Between 2000 and 2015, prescription opioids killed nearly 180,000 Americans.
In 2015 alone, over 33,000 American died of opioid overdoses. Of those, 13,000 died from heroin and more than 15,000 died from various prescribed narcotics, the CDC said. Earlier this year, the National Center for Health Statistics (NCHS) reported that heroin overdose deaths had quadrupled between 2010 and 2015.
The agency estimates that more than 2 million Americans are addicted to opioids; with dependence, abuse and overdoses creating created an estimated annual “economic burden” of $78.5 billion.
In 2014, there were 1.27 million emergency room visits or inpatient hospital stays for opioid-related health problems, according to a report from the Agency for Healthcare Research and Quality (AHRQ), published in June.
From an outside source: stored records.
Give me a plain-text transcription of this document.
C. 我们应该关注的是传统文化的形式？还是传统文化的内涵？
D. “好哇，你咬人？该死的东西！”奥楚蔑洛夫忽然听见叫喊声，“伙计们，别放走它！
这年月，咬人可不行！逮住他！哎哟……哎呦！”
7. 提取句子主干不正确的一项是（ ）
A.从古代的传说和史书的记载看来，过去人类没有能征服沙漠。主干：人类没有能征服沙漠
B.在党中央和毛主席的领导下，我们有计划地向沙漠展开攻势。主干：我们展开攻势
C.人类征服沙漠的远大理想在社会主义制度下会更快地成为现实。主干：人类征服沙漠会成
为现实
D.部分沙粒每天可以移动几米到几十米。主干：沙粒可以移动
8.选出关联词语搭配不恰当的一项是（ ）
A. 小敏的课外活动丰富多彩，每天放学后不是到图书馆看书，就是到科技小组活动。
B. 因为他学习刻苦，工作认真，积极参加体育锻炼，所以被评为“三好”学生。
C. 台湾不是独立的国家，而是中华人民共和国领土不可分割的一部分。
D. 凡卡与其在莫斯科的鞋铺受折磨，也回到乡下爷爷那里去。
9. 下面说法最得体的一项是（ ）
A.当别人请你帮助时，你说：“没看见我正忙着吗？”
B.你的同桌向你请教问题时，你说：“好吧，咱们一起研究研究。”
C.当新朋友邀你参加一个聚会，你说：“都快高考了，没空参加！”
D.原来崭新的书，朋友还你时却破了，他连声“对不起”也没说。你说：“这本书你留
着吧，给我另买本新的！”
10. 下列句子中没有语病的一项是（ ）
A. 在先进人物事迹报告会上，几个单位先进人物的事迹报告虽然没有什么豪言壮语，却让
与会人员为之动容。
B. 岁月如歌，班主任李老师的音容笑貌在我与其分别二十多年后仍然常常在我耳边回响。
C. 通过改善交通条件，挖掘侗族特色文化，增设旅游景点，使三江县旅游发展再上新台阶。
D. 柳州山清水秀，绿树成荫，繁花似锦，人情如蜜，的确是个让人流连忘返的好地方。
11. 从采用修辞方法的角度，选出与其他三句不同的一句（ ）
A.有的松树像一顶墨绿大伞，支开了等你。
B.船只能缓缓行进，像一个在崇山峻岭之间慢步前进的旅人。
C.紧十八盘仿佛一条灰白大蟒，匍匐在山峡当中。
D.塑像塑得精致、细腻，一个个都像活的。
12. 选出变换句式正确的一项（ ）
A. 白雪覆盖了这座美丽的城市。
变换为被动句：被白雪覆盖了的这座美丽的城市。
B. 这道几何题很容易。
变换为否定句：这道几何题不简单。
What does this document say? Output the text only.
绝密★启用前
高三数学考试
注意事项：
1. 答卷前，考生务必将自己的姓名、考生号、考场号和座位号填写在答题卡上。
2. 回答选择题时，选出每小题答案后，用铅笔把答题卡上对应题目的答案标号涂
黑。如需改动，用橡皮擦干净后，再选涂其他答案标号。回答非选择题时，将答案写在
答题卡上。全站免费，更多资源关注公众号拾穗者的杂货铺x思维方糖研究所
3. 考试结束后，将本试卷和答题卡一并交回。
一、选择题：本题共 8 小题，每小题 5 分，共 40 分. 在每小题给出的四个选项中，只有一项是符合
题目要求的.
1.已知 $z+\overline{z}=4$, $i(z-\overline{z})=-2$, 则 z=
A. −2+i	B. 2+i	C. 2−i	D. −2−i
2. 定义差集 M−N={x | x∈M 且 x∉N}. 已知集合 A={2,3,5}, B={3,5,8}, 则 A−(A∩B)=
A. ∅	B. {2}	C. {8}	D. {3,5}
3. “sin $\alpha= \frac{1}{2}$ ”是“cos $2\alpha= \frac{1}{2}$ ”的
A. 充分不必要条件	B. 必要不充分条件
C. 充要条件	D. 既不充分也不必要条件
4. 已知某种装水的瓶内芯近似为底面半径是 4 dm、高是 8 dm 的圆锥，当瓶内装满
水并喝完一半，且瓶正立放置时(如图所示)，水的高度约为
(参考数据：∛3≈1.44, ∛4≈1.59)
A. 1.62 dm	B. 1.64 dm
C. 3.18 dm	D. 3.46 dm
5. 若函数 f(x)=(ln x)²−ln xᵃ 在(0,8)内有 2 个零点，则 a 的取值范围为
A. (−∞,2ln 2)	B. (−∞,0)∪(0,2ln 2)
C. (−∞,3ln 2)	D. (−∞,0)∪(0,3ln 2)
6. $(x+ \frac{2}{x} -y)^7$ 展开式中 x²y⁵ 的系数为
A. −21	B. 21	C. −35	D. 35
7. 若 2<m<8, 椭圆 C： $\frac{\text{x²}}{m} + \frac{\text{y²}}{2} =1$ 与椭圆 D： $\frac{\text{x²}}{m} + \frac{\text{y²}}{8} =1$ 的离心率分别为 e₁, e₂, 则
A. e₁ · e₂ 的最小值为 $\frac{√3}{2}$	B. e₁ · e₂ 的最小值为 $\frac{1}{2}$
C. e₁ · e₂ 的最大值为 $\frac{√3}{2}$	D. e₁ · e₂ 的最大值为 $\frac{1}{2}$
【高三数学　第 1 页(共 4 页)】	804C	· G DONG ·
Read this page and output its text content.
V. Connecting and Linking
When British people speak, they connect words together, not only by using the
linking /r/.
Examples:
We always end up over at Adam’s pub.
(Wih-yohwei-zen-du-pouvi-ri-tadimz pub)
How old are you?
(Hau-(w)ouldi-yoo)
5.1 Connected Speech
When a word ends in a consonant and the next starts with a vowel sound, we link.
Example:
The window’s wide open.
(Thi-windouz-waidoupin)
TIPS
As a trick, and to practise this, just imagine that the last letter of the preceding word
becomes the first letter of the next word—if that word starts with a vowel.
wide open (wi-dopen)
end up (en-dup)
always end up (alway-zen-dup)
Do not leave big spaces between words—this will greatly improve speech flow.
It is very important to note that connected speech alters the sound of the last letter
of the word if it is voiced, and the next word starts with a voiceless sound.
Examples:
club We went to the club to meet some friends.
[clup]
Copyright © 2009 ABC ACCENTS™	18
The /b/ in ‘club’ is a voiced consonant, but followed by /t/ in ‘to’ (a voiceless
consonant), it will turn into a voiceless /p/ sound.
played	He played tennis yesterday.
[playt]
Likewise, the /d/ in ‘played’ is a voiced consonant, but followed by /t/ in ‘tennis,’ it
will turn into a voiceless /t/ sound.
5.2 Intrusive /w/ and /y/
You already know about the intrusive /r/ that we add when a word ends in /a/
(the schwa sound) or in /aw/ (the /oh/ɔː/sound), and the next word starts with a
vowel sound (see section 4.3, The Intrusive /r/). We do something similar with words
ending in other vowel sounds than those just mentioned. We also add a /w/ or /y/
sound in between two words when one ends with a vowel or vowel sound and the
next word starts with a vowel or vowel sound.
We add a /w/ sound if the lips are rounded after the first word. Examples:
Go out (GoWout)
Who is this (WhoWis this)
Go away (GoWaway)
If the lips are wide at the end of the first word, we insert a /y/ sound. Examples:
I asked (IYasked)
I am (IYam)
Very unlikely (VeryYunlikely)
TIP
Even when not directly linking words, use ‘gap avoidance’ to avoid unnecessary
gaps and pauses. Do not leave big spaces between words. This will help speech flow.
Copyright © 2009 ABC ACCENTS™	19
More opioids were prescribed in the so-called “micropolitan” areas ‒ small cities and larger towns ‒ with a greater percentage of white residents, high unemployment, and a greater rate of diabetes and arthritis, CDC’s research indicated.
However, county-level characteristics – such as demographics, urban versus rural and income level – only explained about a third of the difference in prescription rates.
“While some variation in opioid prescribing is expected and linked to factors such as the prevalence of painful conditions, differences in these characteristics explain only a fraction of the wide variation in opioid prescribing across the United States,” said Dr. Deborah Dowell, chief medical officer in the Division of Unintentional Injury Prevention.
In April 2016, singer and songwriter Prince died in his Minnesota home from an accidental overdose of fentanyl, a prescription painkiller up to 50 times more potent than heroin.